Many years ago I made this lemon loaf cake several time with great success. I remember wanting to make a lemon pound cake, but without all the butter. I made this cake before I knew the about the awesome world of baking & cooking blogs, luckily, Ina Garten and Food Network were there to help me find this recipe. This cake is moist, rich in lemon flavor, and has zero butter. I’ve been wanting to post this recipe for awhile, but I have been looking for the right occasion to make it.
Every year the family Christmas party has a theme for a white elephant gift exchange. This year’s theme was kitchen gadgets, I was ready to rock this. Last year my gift for the “Great Outdoors” theme was lame and I wanted to bring my A-game, plus, when you bake as much as I do, people have expectations.
My thought was to choose a recipe, not too challenging, and buy the necessary gadget to go with it. I thought about this for a few days and decided on lemon loaf cake, lame gift giver no longer! These are the actual gadget I gave: a beautiful loaf pan, lemon/lime juicer, and zester. I also included a few lemons, the recipe, and a loaf of this wonderful cake.
My mom should have taken this gift, because as it turns out, she does not have a 9″ loaf pan. Instead I made three mini loaves. This turned out better because I was able to give one mini-loaf away, eat one loaf that day, and share the last loaf with my grandparents at lunch the next day. My brother ended up with the gift which is funny because he doesn’t really enjoy lemon and his girlfriend is gluten-free…

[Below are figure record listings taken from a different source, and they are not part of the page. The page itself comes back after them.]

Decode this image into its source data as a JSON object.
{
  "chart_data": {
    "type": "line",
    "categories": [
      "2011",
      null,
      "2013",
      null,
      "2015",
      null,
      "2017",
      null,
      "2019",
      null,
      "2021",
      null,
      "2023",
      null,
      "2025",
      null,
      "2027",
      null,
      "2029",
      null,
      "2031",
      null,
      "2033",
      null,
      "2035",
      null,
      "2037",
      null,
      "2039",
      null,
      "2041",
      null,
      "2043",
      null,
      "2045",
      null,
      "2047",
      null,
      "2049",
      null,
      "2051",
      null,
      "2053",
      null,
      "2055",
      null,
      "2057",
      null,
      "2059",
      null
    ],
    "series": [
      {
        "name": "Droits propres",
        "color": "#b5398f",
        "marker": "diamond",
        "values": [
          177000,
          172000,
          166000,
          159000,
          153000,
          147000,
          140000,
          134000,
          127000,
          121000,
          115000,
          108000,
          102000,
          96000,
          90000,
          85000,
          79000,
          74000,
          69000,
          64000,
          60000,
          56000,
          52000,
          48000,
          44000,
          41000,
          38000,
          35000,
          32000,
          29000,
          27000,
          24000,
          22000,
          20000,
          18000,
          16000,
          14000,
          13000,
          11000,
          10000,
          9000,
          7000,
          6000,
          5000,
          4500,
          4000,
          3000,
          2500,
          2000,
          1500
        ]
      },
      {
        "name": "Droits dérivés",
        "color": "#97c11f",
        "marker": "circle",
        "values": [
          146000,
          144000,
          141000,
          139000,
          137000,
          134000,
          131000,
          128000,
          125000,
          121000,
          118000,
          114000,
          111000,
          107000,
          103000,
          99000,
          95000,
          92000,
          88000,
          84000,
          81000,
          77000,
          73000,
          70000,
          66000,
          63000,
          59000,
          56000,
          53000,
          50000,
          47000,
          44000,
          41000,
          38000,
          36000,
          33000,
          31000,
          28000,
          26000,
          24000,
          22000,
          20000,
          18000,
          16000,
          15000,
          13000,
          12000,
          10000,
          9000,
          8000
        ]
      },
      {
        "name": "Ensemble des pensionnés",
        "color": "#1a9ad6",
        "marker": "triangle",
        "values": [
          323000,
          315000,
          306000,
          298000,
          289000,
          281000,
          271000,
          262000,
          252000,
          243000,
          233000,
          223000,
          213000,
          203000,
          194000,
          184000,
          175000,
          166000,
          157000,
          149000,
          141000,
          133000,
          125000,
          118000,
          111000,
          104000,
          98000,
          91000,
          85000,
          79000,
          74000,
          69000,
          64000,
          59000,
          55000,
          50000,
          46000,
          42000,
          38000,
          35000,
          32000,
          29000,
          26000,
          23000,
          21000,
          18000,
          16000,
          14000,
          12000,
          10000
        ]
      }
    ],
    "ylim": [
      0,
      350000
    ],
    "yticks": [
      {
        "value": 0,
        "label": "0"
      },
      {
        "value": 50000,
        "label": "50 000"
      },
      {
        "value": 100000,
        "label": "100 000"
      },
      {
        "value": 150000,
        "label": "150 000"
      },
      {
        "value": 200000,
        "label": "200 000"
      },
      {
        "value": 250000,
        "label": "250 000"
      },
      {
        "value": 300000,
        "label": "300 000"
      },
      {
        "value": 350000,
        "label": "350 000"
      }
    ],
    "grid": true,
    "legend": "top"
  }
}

Whether or not you were the lucky recipient of this gift bag, make the lemon loaf cake. It is light and tender with plenty of citrus flavor. The lemon truly shines in this recipe. After all the heavy recipes of the Christmas season, this cake is a simple and much needed reprise.

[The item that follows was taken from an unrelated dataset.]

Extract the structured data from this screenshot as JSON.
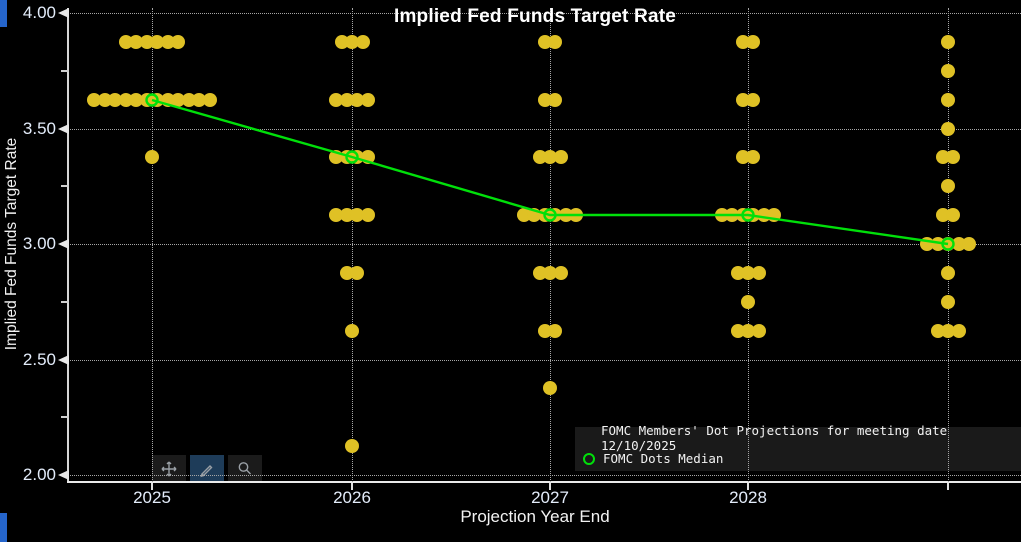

One Year Ago: Mini Irish Car Bomb Cupcakes
Lemon Loaf Cake
Adapted from Food Network (Ina Garten)
Yield – 1 loaf (10-12 slices) or 3 mini loafs (24 slices)
1 1/2 cups flour
2 teaspoons baking powder
1/2 teaspoon salt
1 cup non-fat Greek yogurt
1 + 1/3 cup sugar
2 teaspoons grated lemon zest (2 lemons)
1/2 teaspoon vanilla
1/2 cup + 2 tablespoons vegetable oil
1/3 + 1/3 cup lemon juice, freshly juiced (4 lemons)
1 cup powdered sugar
2 tablespoons lemon juice, freshly juiced (1 lemon)
- Preheat the oven to 350 F and line a 9 inch loaf pan with parchment paper. Grease the parchment paper. Or grease and flour 3 mini loaf pans.
- Sift together the flour, powder, and salt onto parchment paper.
- In a large bowl whisk together the yogurt, 1 cup sugar, eggs, lemon zest, vanilla, oil, and lemon juice.
- Fold in the dry ingredients into the wet with a rubber spatula until just combined. Pour the batter into the pan.
- Bake for about 50 minutes or until a knife inserted comes out clean. Cool for 10 minutes on a wire rack. Bake the mini loafs for 25 minutes.
- While the loaf cools, cook together 1/3 cup lemon juice and 1/3 cup sugar to make a simple syrup.
- Pour the syrup over the cake and then allow to cool completely.
- Make the glaze by whisking together the powdered sugar and lemon juice until smooth. Pour over the top of the cake. Allow the glaze to harden.
(My gift wasn’t the most awesome, someone brought a wine rack with bottles of wine. Booze always wins in my family. Always.)